Detroit rapper Trick Trick and his "Goon Squad" were allegedly responsible for the blockade, according to MLive. The rapper's manager confirmed Trick Trick's involvement to the news outlet. The blockade appears to be a part of his "No Fly Zone" -- the name of a recent single and a supposed list of rappers who don't have ties to Detroit that need to check in with him before performing in the city. An explanation from Trick Trick himself can be heard at minute 1:17 in the song's video, below.
For his part, Rick Ross appeared to take the incident in stride in a Tweet posted following the concert.
— Mastermind (@rickyrozay) June 22, 2014
“We want to extent our deepest regrets to our patrons who attended Summer Jamz17 who should have been treated to an outstanding performance from Rick Ross," said Right Productions CEO and president Shahida Mausi in a statement. "We have the upmost respect for our guests at Chene Park and they deserve better. ... Acts of intimidation, bullying, threats or violence of any kind that compromises the security and enjoyment of our shows will not be tolerated at Chene Park."
On social media, fans took sides, some knocking Rick Ross and others bashing Trick Trick. Some saw Trick Trick's "No Fly Zone" as a positive for the city; others saw it as immature.
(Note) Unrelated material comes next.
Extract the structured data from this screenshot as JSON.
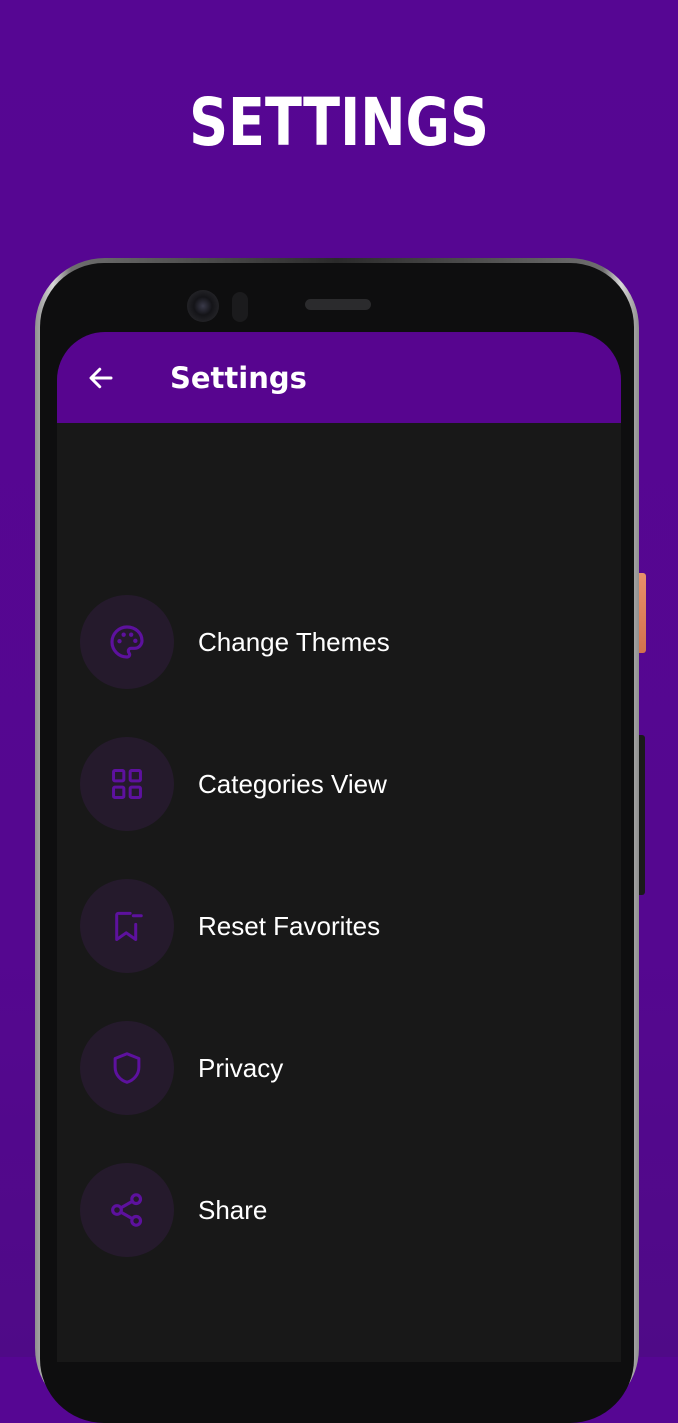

"I need a publicist. Cus YOU (expletive) ARE CRAZY!!! Jeesh!!!” Trick Trick wrote on Twitter.
David Rudolph, a spokesman for Chene Park and The Right Productions, was at the concert, which went off without a hitch for the first few hours and featured performances from artists like B.o.B, A$AP Ferg and Scarface. He painted Trick Trick's alleged intimidation as counter to work to move Detroit forward.
"Why would you do something that reaffirmed to those who want to believe Detroit is a dangerous place?" Rudolph wrote in an email to The Huffington Post. "We are moving in a new direction and people like TrickTrick are not welcomed especially if he is going to intimidate artists wanting to entertain Detroiters!"
Chene Park is giving Summer Jamz ticket holders discounts on select future concerts.
Saturday was not the first time Rick Ross has had trouble in Detroit. When he came through the city in 2012, thieves allegedly broke into his tour bus.